Now this is extremely interesting... This could also explain the performance of my model to an extend, since I retrained the 50M model with different hyperparameters, then it resulted in about 50% valid molecules (although it is a SMILES model). In contrast the small 20M SAFE model had the same results as claimed in your paper: Screenshot 2024-07-25 at 20 58 49

Mentioning that it does not is extremely helpful, and I'm slightly embarrassed that I was balancing on that assumption and am realising in real time tokenizer.py does not include the is_tokenized flag to automatically convert to SAFE. This might explain why larger datasets are difficult to train on.

Fantastic; thank you! 🙂

Anri-Lombard commented 1 month ago

When running the training with wandb, I notice it does not record the eval loss: Screenshot 2024-07-27 at 17 44 52

I did training with a from scratch library I built on another architecture similar to the safe-mol library, which does plot it.

These are my settings:

safe-train --config $config_path \
  --tokenizer $tokenizer_path \
  --dataset $dataset_path \
  --text_column "SAFE" \
  --optim "adamw_torch" \
  --learning_rate 5e-4 \
  --per_device_train_batch_size 32 \
  --per_device_eval_batch_size 32 \
  --gradient_accumulation_steps 2 \
  --report_to "wandb" \
  --warmup_steps 20000 \
  --logging_first_step True \
  --logging_steps 500 \
  --eval_accumulation_steps 8 \
  --save_steps 100 \
  --eval_steps 500 \
  --eval_strategy "steps" \
  --wandb_project "SAFE_small" \
  --num_train_epochs 10 \
  --save_total_limit 1 \
  --output_dir $output_dir \
  --overwrite_output_dir True \
  --do_train True \
  --load_best_model_at_end True \
  --do_eval True \
  --save_safetensors True \
  --gradient_checkpointing True \
  --num_train_epochs 10

I'm curious if the library is giving this problem to you as well with the newest transformer and accelerator versions?

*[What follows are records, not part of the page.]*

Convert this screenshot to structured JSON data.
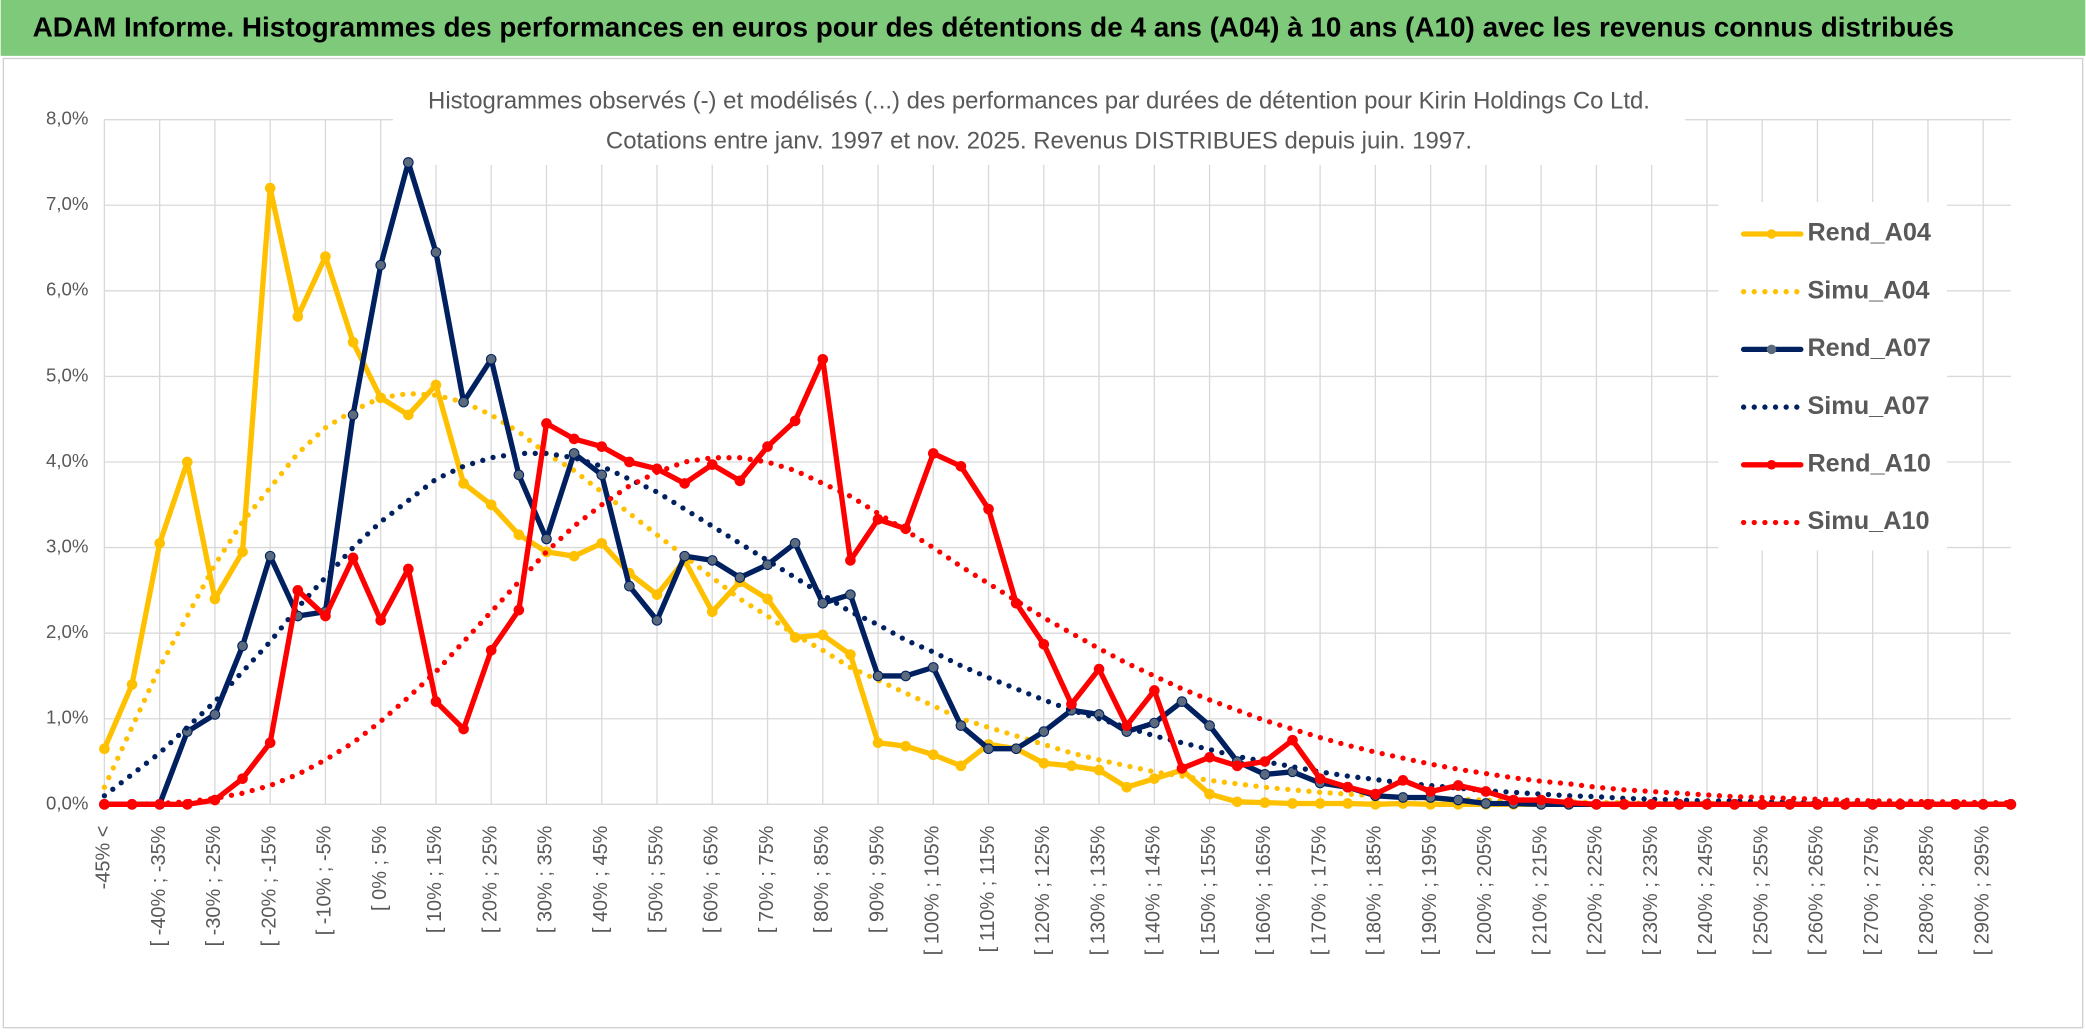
{
  "header": {
    "title": "ADAM Informe. Histogrammes des performances en euros pour des détentions de 4 ans (A04) à 10 ans (A10) avec les revenus connus distribués"
  },
  "chart_data": {
    "type": "line",
    "title": "Histogrammes observés (-) et modélisés (...) des performances par durées de détention pour Kirin Holdings Co Ltd.",
    "subtitle": "Cotations entre janv. 1997 et nov. 2025. Revenus DISTRIBUES depuis juin. 1997.",
    "categories": [
      "-45% <",
      null,
      "[ -40% ; -35%",
      null,
      "[ -30% ; -25%",
      null,
      "[ -20% ; -15%",
      null,
      "[ -10% ; -5%",
      null,
      "[ 0% ; 5%",
      null,
      "[ 10% ; 15%",
      null,
      "[ 20% ; 25%",
      null,
      "[ 30% ; 35%",
      null,
      "[ 40% ; 45%",
      null,
      "[ 50% ; 55%",
      null,
      "[ 60% ; 65%",
      null,
      "[ 70% ; 75%",
      null,
      "[ 80% ; 85%",
      null,
      "[ 90% ; 95%",
      null,
      "[ 100% ; 105%",
      null,
      "[ 110% ; 115%",
      null,
      "[ 120% ; 125%",
      null,
      "[ 130% ; 135%",
      null,
      "[ 140% ; 145%",
      null,
      "[ 150% ; 155%",
      null,
      "[ 160% ; 165%",
      null,
      "[ 170% ; 175%",
      null,
      "[ 180% ; 185%",
      null,
      "[ 190% ; 195%",
      null,
      "[ 200% ; 205%",
      null,
      "[ 210% ; 215%",
      null,
      "[ 220% ; 225%",
      null,
      "[ 230% ; 235%",
      null,
      "[ 240% ; 245%",
      null,
      "[ 250% ; 255%",
      null,
      "[ 260% ; 265%",
      null,
      "[ 270% ; 275%",
      null,
      "[ 280% ; 285%",
      null,
      "[ 290% ; 295%",
      null
    ],
    "series": [
      {
        "name": "Rend_A04",
        "color": "#ffc000",
        "style": "solid",
        "marker_color": "#ffc000",
        "values": [
          0.65,
          1.4,
          3.05,
          4.0,
          2.4,
          2.95,
          7.2,
          5.7,
          6.4,
          5.4,
          4.75,
          4.55,
          4.9,
          3.75,
          3.5,
          3.15,
          2.95,
          2.9,
          3.05,
          2.7,
          2.45,
          2.85,
          2.25,
          2.6,
          2.4,
          1.95,
          1.98,
          1.75,
          0.72,
          0.68,
          0.58,
          0.45,
          0.7,
          0.65,
          0.48,
          0.45,
          0.4,
          0.2,
          0.3,
          0.4,
          0.12,
          0.03,
          0.02,
          0.01,
          0.01,
          0.01,
          0,
          0.01,
          0,
          0,
          0,
          0,
          0,
          0,
          0,
          0,
          0,
          0,
          0,
          0,
          0,
          0,
          0,
          0,
          0,
          0,
          0,
          0,
          0,
          0
        ]
      },
      {
        "name": "Simu_A04",
        "color": "#ffc000",
        "style": "dotted",
        "values": [
          0.2,
          0.9,
          1.6,
          2.2,
          2.8,
          3.3,
          3.7,
          4.1,
          4.4,
          4.6,
          4.75,
          4.8,
          4.78,
          4.7,
          4.55,
          4.35,
          4.1,
          3.9,
          3.65,
          3.4,
          3.15,
          2.9,
          2.65,
          2.4,
          2.2,
          1.98,
          1.8,
          1.6,
          1.45,
          1.3,
          1.15,
          1.0,
          0.9,
          0.8,
          0.7,
          0.6,
          0.52,
          0.45,
          0.38,
          0.33,
          0.28,
          0.24,
          0.2,
          0.17,
          0.14,
          0.12,
          0.1,
          0.08,
          0.07,
          0.06,
          0.05,
          0.04,
          0.03,
          0.03,
          0.02,
          0.02,
          0.01,
          0.01,
          0.01,
          0.01,
          0.01,
          0,
          0,
          0,
          0,
          0,
          0,
          0,
          0,
          0
        ]
      },
      {
        "name": "Rend_A07",
        "color": "#002060",
        "style": "solid",
        "marker_color": "#5b6b7d",
        "values": [
          0,
          0,
          0,
          0.85,
          1.05,
          1.85,
          2.9,
          2.2,
          2.25,
          4.55,
          6.3,
          7.5,
          6.45,
          4.7,
          5.2,
          3.85,
          3.1,
          4.1,
          3.85,
          2.55,
          2.15,
          2.9,
          2.85,
          2.65,
          2.8,
          3.05,
          2.35,
          2.45,
          1.5,
          1.5,
          1.6,
          0.92,
          0.65,
          0.65,
          0.85,
          1.1,
          1.05,
          0.85,
          0.95,
          1.2,
          0.92,
          0.5,
          0.35,
          0.38,
          0.25,
          0.2,
          0.1,
          0.08,
          0.08,
          0.05,
          0.01,
          0.01,
          0,
          0,
          0,
          0,
          0,
          0,
          0,
          0,
          0,
          0,
          0,
          0,
          0,
          0,
          0,
          0,
          0,
          0
        ]
      },
      {
        "name": "Simu_A07",
        "color": "#002060",
        "style": "dotted",
        "values": [
          0.1,
          0.35,
          0.6,
          0.9,
          1.2,
          1.55,
          1.9,
          2.3,
          2.65,
          3.0,
          3.3,
          3.55,
          3.8,
          3.95,
          4.05,
          4.1,
          4.1,
          4.05,
          3.95,
          3.8,
          3.65,
          3.45,
          3.25,
          3.05,
          2.85,
          2.65,
          2.45,
          2.25,
          2.1,
          1.92,
          1.78,
          1.62,
          1.48,
          1.35,
          1.22,
          1.1,
          1.0,
          0.9,
          0.8,
          0.72,
          0.64,
          0.56,
          0.5,
          0.44,
          0.38,
          0.33,
          0.29,
          0.25,
          0.22,
          0.19,
          0.16,
          0.14,
          0.12,
          0.1,
          0.09,
          0.07,
          0.06,
          0.05,
          0.04,
          0.04,
          0.03,
          0.03,
          0.02,
          0.02,
          0.02,
          0.01,
          0.01,
          0.01,
          0.01,
          0.01
        ]
      },
      {
        "name": "Rend_A10",
        "color": "#ff0000",
        "style": "solid",
        "marker_color": "#ff0000",
        "values": [
          0,
          0,
          0,
          0,
          0.05,
          0.3,
          0.72,
          2.5,
          2.2,
          2.88,
          2.15,
          2.75,
          1.2,
          0.88,
          1.8,
          2.27,
          4.45,
          4.27,
          4.18,
          4.0,
          3.92,
          3.75,
          3.97,
          3.78,
          4.18,
          4.48,
          5.2,
          2.85,
          3.33,
          3.22,
          4.1,
          3.95,
          3.45,
          2.35,
          1.87,
          1.17,
          1.58,
          0.92,
          1.33,
          0.42,
          0.55,
          0.45,
          0.5,
          0.75,
          0.3,
          0.2,
          0.12,
          0.28,
          0.15,
          0.22,
          0.15,
          0.05,
          0.05,
          0.02,
          0,
          0,
          0,
          0,
          0,
          0,
          0,
          0,
          0,
          0,
          0,
          0,
          0,
          0,
          0,
          0
        ]
      },
      {
        "name": "Simu_A10",
        "color": "#ff0000",
        "style": "dotted",
        "values": [
          0,
          0,
          0.01,
          0.03,
          0.07,
          0.13,
          0.22,
          0.35,
          0.52,
          0.72,
          0.97,
          1.25,
          1.55,
          1.9,
          2.25,
          2.6,
          2.95,
          3.25,
          3.5,
          3.72,
          3.88,
          4.0,
          4.05,
          4.05,
          4.0,
          3.9,
          3.75,
          3.6,
          3.4,
          3.2,
          3.0,
          2.78,
          2.58,
          2.38,
          2.18,
          2.0,
          1.82,
          1.65,
          1.5,
          1.35,
          1.22,
          1.1,
          0.98,
          0.88,
          0.78,
          0.69,
          0.61,
          0.54,
          0.47,
          0.41,
          0.36,
          0.31,
          0.27,
          0.24,
          0.2,
          0.17,
          0.15,
          0.13,
          0.11,
          0.09,
          0.08,
          0.07,
          0.06,
          0.05,
          0.04,
          0.04,
          0.03,
          0.03,
          0.02,
          0.02
        ]
      }
    ],
    "ylim": [
      0,
      8
    ],
    "yticks": [
      {
        "value": 0,
        "label": "0,0%"
      },
      {
        "value": 1,
        "label": "1,0%"
      },
      {
        "value": 2,
        "label": "2,0%"
      },
      {
        "value": 3,
        "label": "3,0%"
      },
      {
        "value": 4,
        "label": "4,0%"
      },
      {
        "value": 5,
        "label": "5,0%"
      },
      {
        "value": 6,
        "label": "6,0%"
      },
      {
        "value": 7,
        "label": "7,0%"
      },
      {
        "value": 8,
        "label": "8,0%"
      }
    ],
    "grid": true,
    "legend": "right"
  }
}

This explains the infinitiy value for perplexity perhaps. Referece:

if training_args.do_eval:
        logger.info("*** Evaluate ***")
        results = trainer.evaluate()
        try:
            perplexity = math.exp(results["eval_loss"])
        except Exception as e:
            logger.error(e)
            perplexity = float("inf")
        results.update({"perplexity": perplexity})
        if trainer.is_world_process_zero():
            trainer.log_metrics("eval", results)
            trainer.save_metrics("eval", results)

I'll attempt to find the error if it is actually one for a PR if needed.

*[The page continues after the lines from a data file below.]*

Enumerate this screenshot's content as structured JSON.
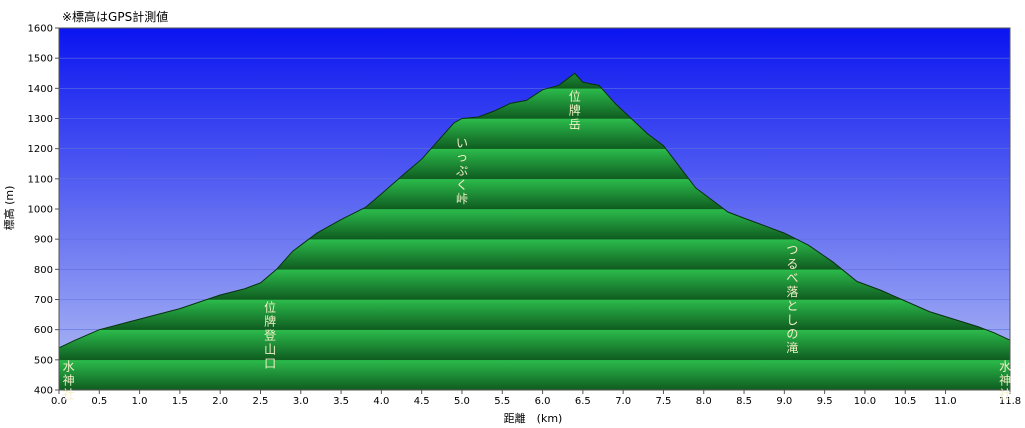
{
  "chart_data": {
    "type": "area",
    "title": "※標高はGPS計測値",
    "xlabel": "距離　(km)",
    "ylabel": "標高 (m)",
    "xlim": [
      0,
      11.8
    ],
    "ylim": [
      400,
      1600
    ],
    "x_ticks": [
      "0.0",
      "0.5",
      "1.0",
      "1.5",
      "2.0",
      "2.5",
      "3.0",
      "3.5",
      "4.0",
      "4.5",
      "5.0",
      "5.5",
      "6.0",
      "6.5",
      "7.0",
      "7.5",
      "8.0",
      "8.5",
      "9.0",
      "9.5",
      "10.0",
      "10.5",
      "11.0",
      "11.8"
    ],
    "y_ticks": [
      "1600",
      "1500",
      "1400",
      "1300",
      "1200",
      "1100",
      "1000",
      "900",
      "800",
      "700",
      "600",
      "500",
      "400"
    ],
    "grid": true,
    "colors": {
      "sky_top": "#0a14f0",
      "sky_bottom": "#b4c0f4",
      "area_light": "#2cbc4c",
      "area_dark": "#0f5c20"
    },
    "series": [
      {
        "x": [
          0.0,
          0.2,
          0.5,
          1.0,
          1.5,
          2.0,
          2.3,
          2.5,
          2.7,
          2.9,
          3.0,
          3.2,
          3.5,
          3.8,
          4.0,
          4.3,
          4.5,
          4.7,
          4.9,
          5.0,
          5.2,
          5.4,
          5.6,
          5.8,
          6.0,
          6.2,
          6.3,
          6.4,
          6.5,
          6.7,
          6.9,
          7.1,
          7.3,
          7.5,
          7.7,
          7.9,
          8.1,
          8.3,
          8.5,
          8.7,
          9.0,
          9.3,
          9.6,
          9.9,
          10.2,
          10.5,
          10.8,
          11.1,
          11.4,
          11.6,
          11.8
        ],
        "y": [
          540,
          565,
          600,
          635,
          670,
          715,
          735,
          755,
          800,
          860,
          880,
          920,
          965,
          1005,
          1050,
          1120,
          1165,
          1225,
          1285,
          1300,
          1305,
          1325,
          1350,
          1360,
          1395,
          1410,
          1430,
          1450,
          1420,
          1410,
          1350,
          1300,
          1250,
          1210,
          1140,
          1070,
          1030,
          990,
          970,
          950,
          920,
          880,
          825,
          760,
          730,
          695,
          660,
          635,
          610,
          590,
          565
        ]
      }
    ],
    "annotations": [
      {
        "text": "水神社",
        "x": 0.12,
        "y": 505
      },
      {
        "text": "位牌登山口",
        "x": 2.62,
        "y": 700
      },
      {
        "text": "いっぷく峠",
        "x": 5.0,
        "y": 1245
      },
      {
        "text": "位牌岳",
        "x": 6.4,
        "y": 1400
      },
      {
        "text": "つるべ落としの滝",
        "x": 9.1,
        "y": 890
      },
      {
        "text": "水神社",
        "x": 11.74,
        "y": 505
      }
    ]
  }
}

(Testing this on the smaller model before moving to the larger model)

maclandrol commented 1 month ago

I suspect that not getting eval_loss is because you are not specifying the label_names. The SAFE model actually has additional heads to predict molecular properties that are not used when not specified. The transformers library can be confused by this additional label.

I have fixed the default behaviour in #53, please let me know if you get the eval_loss with your setup now.